En el plano filosófico político, la culpa es de la concepción de una falsa noción de progreso material sin límites promovida por el capitalismo global, el cual, a su vez, es producto de una visión de modernidad que se ha vuelto gradualmente hegemónica y que tiene sus orígenes en el siglo XVIII, aunque pudiéramos rastrear sus antecedentes hasta el siglo XVI, cuando las potencias europeas salieron a la conquista del mundo. Con un marcado acento en los últimos 40 años, la ideología dominante ofreció la posibilidad de que, bajo el modelo económico liberal, tarde o temprano todas las sociedades del planeta podrían tener acceso a beneficios materiales, si no iguales, por lo menos similares a los de las sociedades del llamado primer mundo. Pero esto es una gran mentira, demostrada por dos factores de sentido común: primero, el capitalismo necesita de la desigualdad para existir; y segundo, que los recursos naturales del planeta son limitados. Es imposible que los casi 8,000 millones de personas tengan la capacidad de consumo que tienen hoy los europeos y norteamericanos. No hay planeta suficiente para soportar dicho derrotero sin alterar gravemente el equilibrio ecológico. Pero es justo lo que está ocurriendo con China, por ejemplo. Sin ser una democracia liberal, el gigante asiático ha aprovechado la globalización neoliberal para incrementar el nivel de vida de sus habitantes, con todo lo que ello implica en materia de daño al medio ambiente. Mientras, las sociedades de Europa y Norteamérica siguen devorando recursos para mantener sus propios niveles de vida. Era previsible: la ruta es hacia el colapso.

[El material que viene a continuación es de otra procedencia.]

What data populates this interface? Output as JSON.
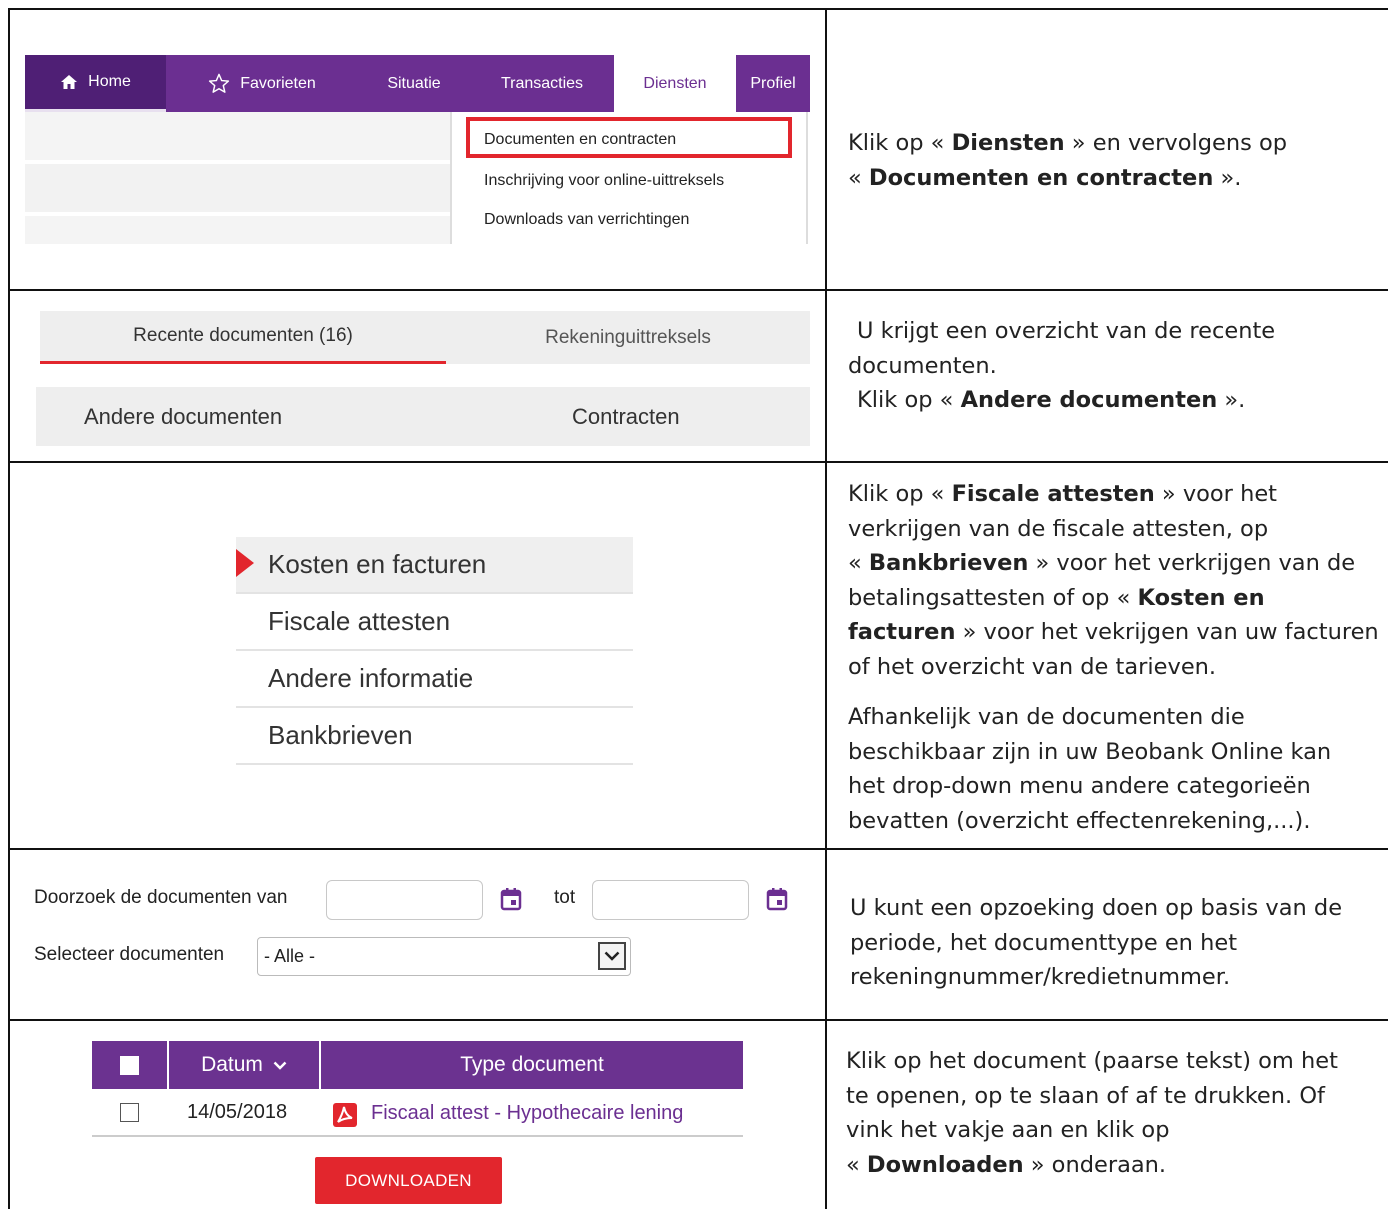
{
  "nav": {
    "items": [
      "Home",
      "Favorieten",
      "Situatie",
      "Transacties",
      "Diensten",
      "Profiel"
    ],
    "active": "Diensten",
    "submenu": [
      "Documenten en contracten",
      "Inschrijving voor online-uittreksels",
      "Downloads van verrichtingen"
    ]
  },
  "step1": {
    "parts": [
      "Klik op « ",
      "Diensten",
      " » en vervolgens op",
      "« ",
      "Documenten en contracten",
      " »."
    ]
  },
  "tabs": {
    "recent": "Recente documenten (16)",
    "statements": "Rekeninguittreksels",
    "other": "Andere documenten",
    "contracts": "Contracten"
  },
  "step2": {
    "line1": "U krijgt een overzicht van de recente",
    "line2": "documenten.",
    "line3a": "Klik op « ",
    "line3b": "Andere documenten",
    "line3c": " »."
  },
  "categories": [
    "Kosten en facturen",
    "Fiscale attesten",
    "Andere informatie",
    "Bankbrieven"
  ],
  "step3": {
    "p1": {
      "l1a": "Klik op « ",
      "l1b": "Fiscale attesten",
      "l1c": " » voor het",
      "l2": "verkrijgen van de fiscale attesten, op",
      "l3a": "« ",
      "l3b": "Bankbrieven",
      "l3c": " »  voor het verkrijgen van de",
      "l4a": "betalingsattesten of op  « ",
      "l4b": "Kosten en",
      "l5a": "facturen",
      "l5b": " » voor het vekrijgen van uw facturen",
      "l6": "of het overzicht van de tarieven."
    },
    "p2": {
      "l1": "Afhankelijk van de documenten die",
      "l2": "beschikbaar zijn in uw Beobank Online kan",
      "l3": "het drop-down menu andere categorieën",
      "l4": "bevatten (overzicht effectenrekening,...)."
    }
  },
  "search": {
    "from_label": "Doorzoek de documenten van",
    "to_label": "tot",
    "select_label": "Selecteer documenten",
    "select_value": "- Alle -"
  },
  "step4": {
    "l1": "U kunt een opzoeking doen op basis van de",
    "l2": "periode, het documenttype en het",
    "l3": "rekeningnummer/kredietnummer."
  },
  "table": {
    "col_date": "Datum",
    "col_type": "Type document",
    "row_date": "14/05/2018",
    "row_doc": "Fiscaal attest - Hypothecaire lening",
    "download": "DOWNLOADEN"
  },
  "step5": {
    "l1": "Klik op het document (paarse tekst) om het",
    "l2": "te openen, op te slaan of af te drukken. Of",
    "l3": "vink het vakje aan en klik op",
    "l4a": "« ",
    "l4b": "Downloaden",
    "l4c": " » onderaan."
  },
  "colors": {
    "purple": "#6b2f91",
    "red": "#e2262d"
  }
}
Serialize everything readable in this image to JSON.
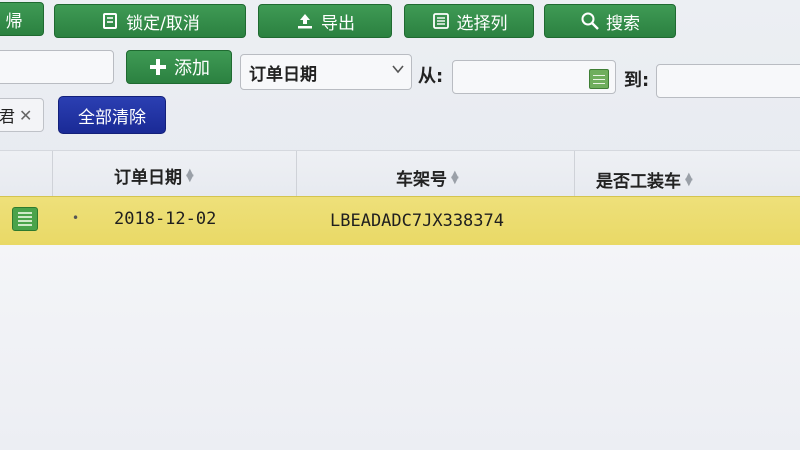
{
  "toolbar": {
    "prev_label": "帰",
    "lock_label": "锁定/取消",
    "export_label": "导出",
    "columns_label": "选择列",
    "search_label": "搜索"
  },
  "filter_bar": {
    "add_label": "添加",
    "date_field": "订单日期",
    "from_label": "从:",
    "to_label": "到:"
  },
  "chips": {
    "active_chip_label": "君",
    "clear_all_label": "全部清除"
  },
  "table": {
    "headers": [
      "订单日期",
      "车架号",
      "是否工装车"
    ],
    "rows": [
      {
        "order_date": "2018-12-02",
        "vin": "LBEADADC7JX338374",
        "tooling": ""
      }
    ]
  },
  "colors": {
    "button_green": "#2b8140",
    "button_blue": "#1a2a96",
    "row_highlight": "#eee07a"
  }
}
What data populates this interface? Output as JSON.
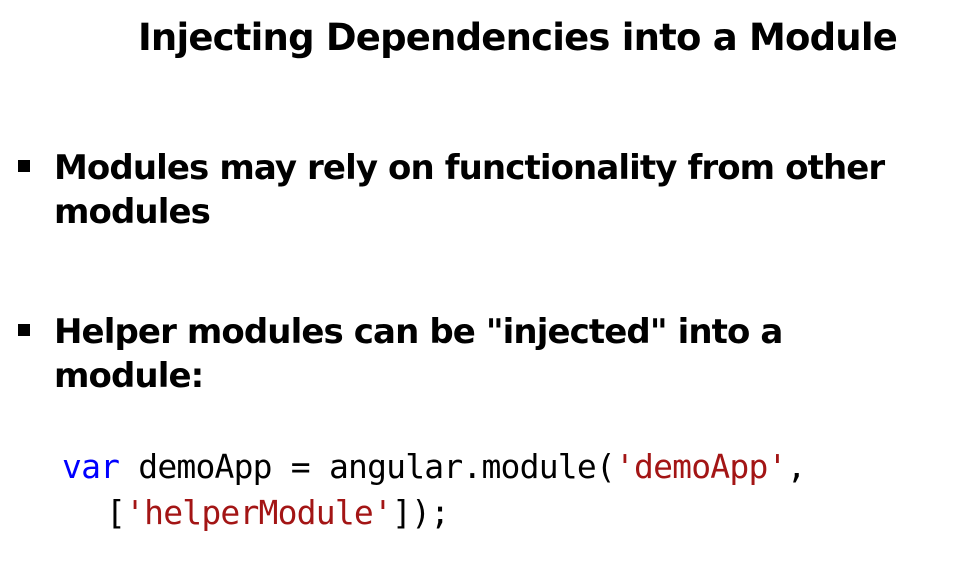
{
  "slide": {
    "title": "Injecting Dependencies into a Module",
    "bullets": [
      "Modules may rely on functionality from other modules",
      "Helper modules can be \"injected\" into a module:"
    ],
    "code": {
      "line1": {
        "keyword": "var",
        "text1": " demoApp = angular.module(",
        "string1": "'demoApp'",
        "text2": ","
      },
      "line2": {
        "text1": "[",
        "string1": "'helperModule'",
        "text2": "]);"
      }
    },
    "colors": {
      "keyword": "#0000ff",
      "string": "#a31515",
      "text": "#000000"
    }
  }
}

Y aquí es donde nos encontramos ahora. Frente a esta realidad tenemos dos posiciones ideológicas bien diferenciadas y con amplia difusión. De un lado están quienes se empeñan en negar los hechos y minimizar el impacto provocado por el ser humano en el ecosistema planetario. Del otro lado están quienes reconocen el problema y pugnan porque se apliquen acciones contundentes para corregir el rumbo. Pero si miramos con agudeza, ambas posturas comparten una visión optimista: ya sea porque unos piensen que el daño es mucho menor al que advierten los científicos, o porque otros crean que aún hay tiempo de hacer algo, el planteamiento es que la civilización humana tiene un futuro más o menos viable. Pero hay quienes no piensan así.
En los últimos años ha crecido una corriente de pensamiento crítico que apunta a que hemos cruzado ya todas las líneas y que ya no es posible revertir o frenar la catástrofe. Para los defensores de esta postura, más que intentar hacer algo para evitar el desastre, es necesario comenzar a pensar cómo sobrevivir en un mundo cada vez más hostil, inestable y fracturado. Bajo esta lógica, ser visionarios significaría no intentar resolver un problema que ya no tiene solución, como lo es el calentamiento global, sino enfocar los esfuerzos en construir un nuevo mundo sobre las ruinas del actual. El aumento de la fuerza y capacidad destructiva de los fenómenos climáticos que hemos experimentado en los últimos años, parece dar algo de razón a estos pregoneros de la impotencia ecológica. Por lo que la pregunta que debemos plantearnos ahora es: ¿qué vamos a hacer si, efectivamente, el desastre ya es inevitable?